Happy Employees == Happy ClientsCAREERS AT DEPT®
DEPT® Engineering BlogAI

Building an NLP Image: Amazon AMI for NVIDIA NeMo

NeMo is a toolkit provided by NVIDIA that allows you to use modules (reusable components) for a variety of AI tasks. Components like encoders, decoders, loss functions and more.

TLDR; I built a NeMo AWS image (AMI) for my NLP work. It is simple and sparse on purpose. Feel free to use it by itself or as a base image to build on top of:

What is NeMo?

NeMo is a toolkit provided by NVIDIA that allows you to use modules (reusable components) for a variety of AI tasks. Components like encoders, decoders, loss functions and more.

From NVIDIA

NVIDIA NeMo, part of the NVIDIA AI platform, is a framework for building, training, and fine-tuning GPU-accelerated speech and natural language understanding (NLU) models with a simple Python interface. Using NeMo, developers can create new model architectures and train them using mixed- precision compute on Tensor Cores in NVIDIA GPUs through easy-to-use application programming interfaces (APIs).

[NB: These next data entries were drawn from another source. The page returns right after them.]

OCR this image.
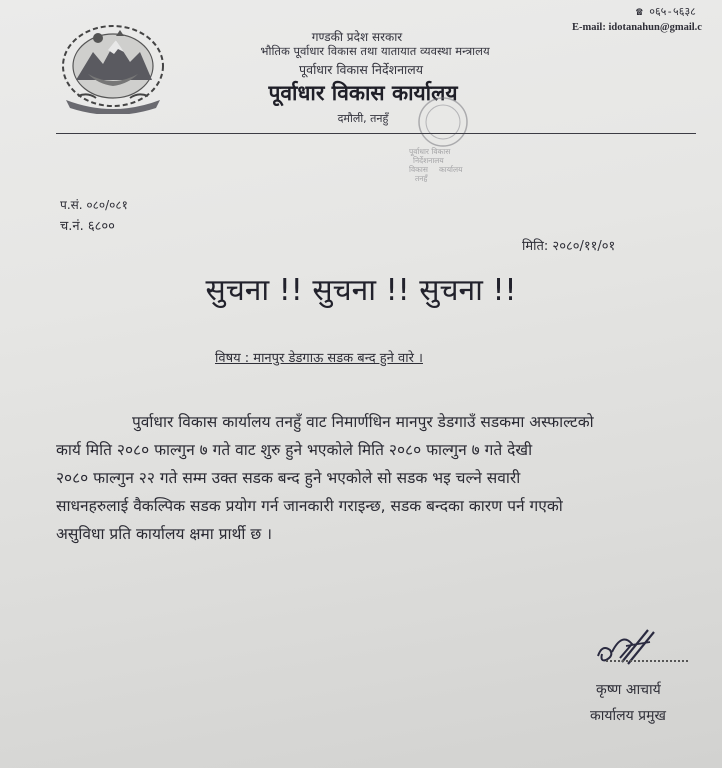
☎ ०६५-५६३८
E-mail: idotanahun@gmail.c
गण्डकी प्रदेश सरकार
भौतिक पूर्वाधार विकास तथा यातायात व्यवस्था मन्त्रालय
पूर्वाधार विकास निर्देशनालय
पूर्वाधार विकास कार्यालय
दमौली, तनहुँ
पूर्वाधार विकास
निर्देशनालय
विकास कार्यालय
तनहुँ
प.सं. ०८०/०८१
च.नं. ६८००
मिति: २०८०/११/०१
सुचना !! सुचना !! सुचना !!
विषय : मानपुर डेडगाऊ सडक बन्द हुने वारे ।
पुर्वाधार विकास कार्यालय तनहुँ वाट निमार्णधिन मानपुर डेडगाउँ सडकमा अस्फाल्टको
कार्य मिति २०८० फाल्गुन ७ गते वाट शुरु हुने भएकोले मिति २०८० फाल्गुन ७ गते देखी
२०८० फाल्गुन २२ गते सम्म उक्त सडक बन्द हुने भएकोले सो सडक भइ चल्ने सवारी
साधनहरुलाई वैकल्पिक सडक प्रयोग गर्न जानकारी गराइन्छ, सडक बन्दका कारण पर्न गएको
असुविधा प्रति कार्यालय क्षमा प्रार्थी छ ।
कृष्ण आचार्य
कार्यालय प्रमुख
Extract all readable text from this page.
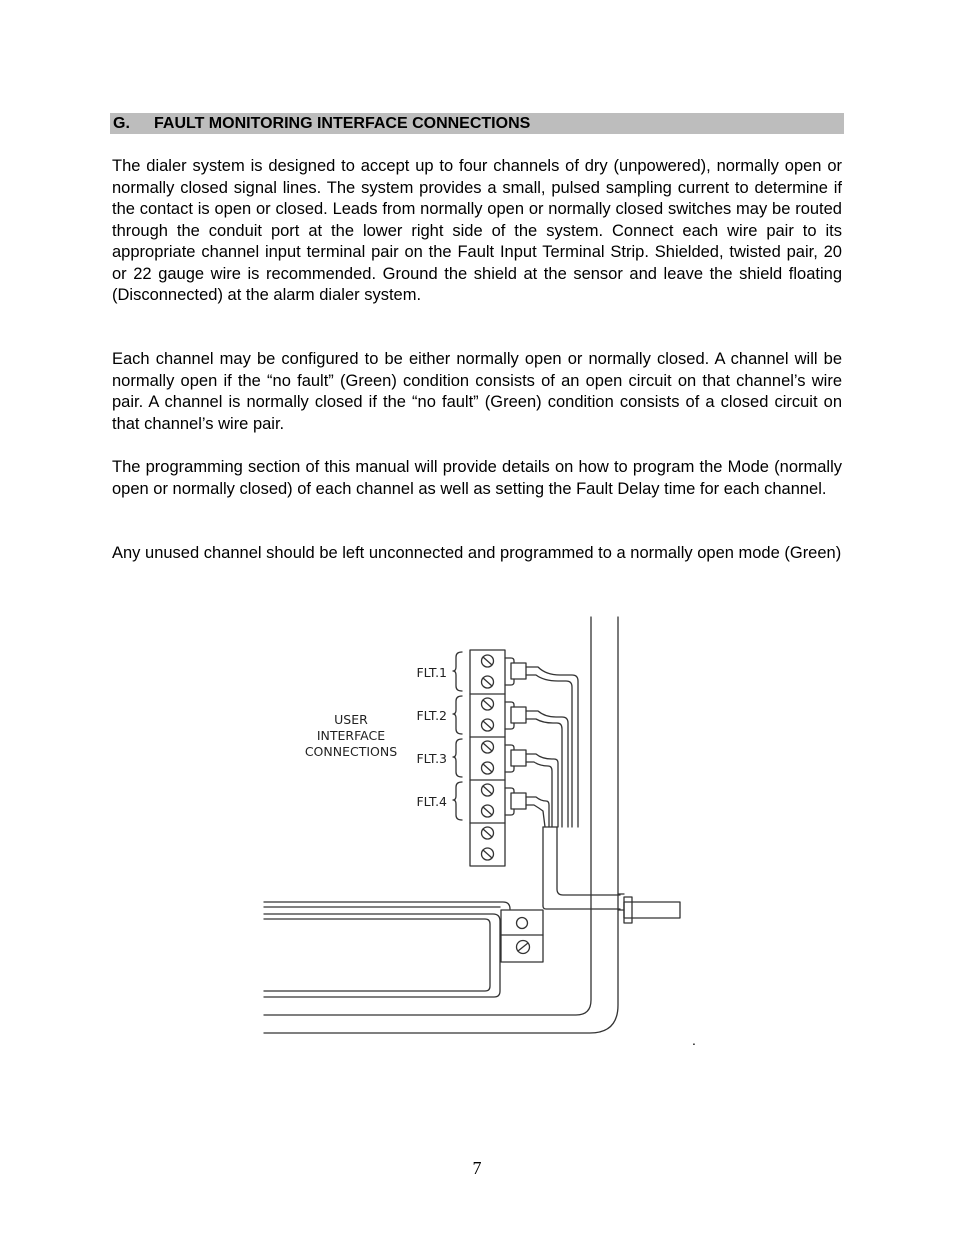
G. FAULT MONITORING INTERFACE CONNECTIONS

The dialer system is designed to accept up to four channels of dry (unpowered), normally open or normally closed signal lines. The system provides a small, pulsed sampling current to determine if the contact is open or closed. Leads from normally open or normally closed switches may be routed through the conduit port at the lower right side of the system. Connect each wire pair to its appropriate channel input terminal pair on the Fault Input Terminal Strip. Shielded, twisted pair, 20 or 22 gauge wire is recommended. Ground the shield at the sensor and leave the shield floating (Disconnected) at the alarm dialer system.

Each channel may be configured to be either normally open or normally closed. A channel will be normally open if the “no fault” (Green) condition consists of an open circuit on that channel’s wire pair. A channel is normally closed if the “no fault” (Green) condition consists of a closed circuit on that channel’s wire pair.

The programming section of this manual will provide details on how to program the Mode (normally open or normally closed) of each channel as well as setting the Fault Delay time for each channel.

Any unused channel should be left unconnected and programmed to a normally open mode (Green)

USER
INTERFACE
CONNECTIONS
FLT.1
FLT.2
FLT.3
FLT.4
.
7
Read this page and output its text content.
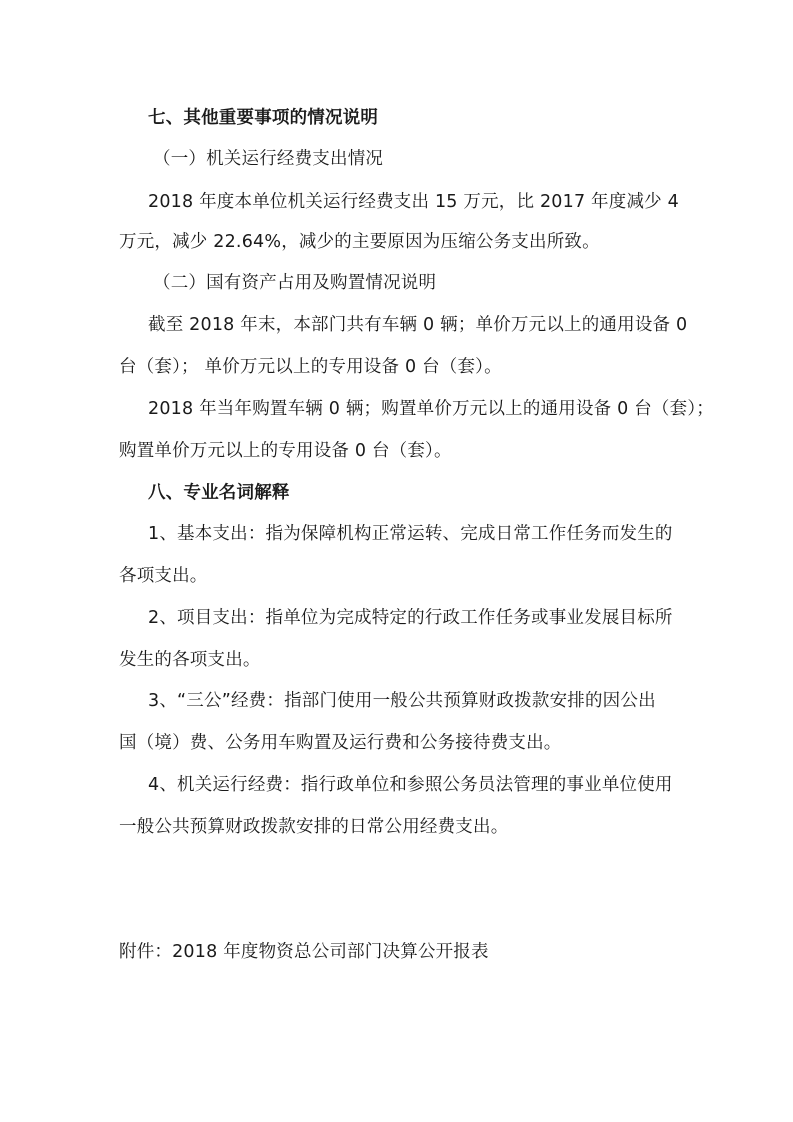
七、其他重要事项的情况说明
（一）机关运行经费支出情况
2018 年度本单位机关运行经费支出 15 万元，比 2017 年度减少 4
万元，减少 22.64%，减少的主要原因为压缩公务支出所致。
（二）国有资产占用及购置情况说明
截至 2018 年末，本部门共有车辆 0 辆；单价万元以上的通用设备 0
台（套）； 单价万元以上的专用设备 0 台（套）。
2018 年当年购置车辆 0 辆；购置单价万元以上的通用设备 0 台（套）；
购置单价万元以上的专用设备 0 台（套）。
八、专业名词解释
1、基本支出：指为保障机构正常运转、完成日常工作任务而发生的
各项支出。
2、项目支出：指单位为完成特定的行政工作任务或事业发展目标所
发生的各项支出。
3、“三公”经费：指部门使用一般公共预算财政拨款安排的因公出
国（境）费、公务用车购置及运行费和公务接待费支出。
4、机关运行经费：指行政单位和参照公务员法管理的事业单位使用
一般公共预算财政拨款安排的日常公用经费支出。
附件：2018 年度物资总公司部门决算公开报表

I chose it, specifically, because I wanted to fine-tune pre-trained NLP models for a client. This is possible with other toolkits, for example HuggingFace, but I wanted to take advantage of the massive pre-trained models that NVIDIA makes available.

Why create an AMI?

AWS machine images are called AMIs. You can use existing AMIs for general use cases. For example, a clean install of Ubuntu Linux. You can also create custom AMIs for private use or publish it for public use.

NVIDIA actually already has a NeMo AMI image available. I tried using it but I was getting dependency conflicts on certain libraries that I was trying to install. I also just like to understand how the underlying system is built when I’m working on something so I decided to build my own AMI.

Building an AMI

Instance type and size

I chose the p3.2xlarge instance to build on. NeMo needs to run on NVIDIA GPUs so there are a limited number of instances you can choose from. The p3.2xlarge type is reasonably powerful and I want to fine-tune some pretty large models so I figured this would be a good compromise between performance and cost.

A warning, do not just spin this machine up and let it run. They are expensive. Around $3/hr at the cheapest.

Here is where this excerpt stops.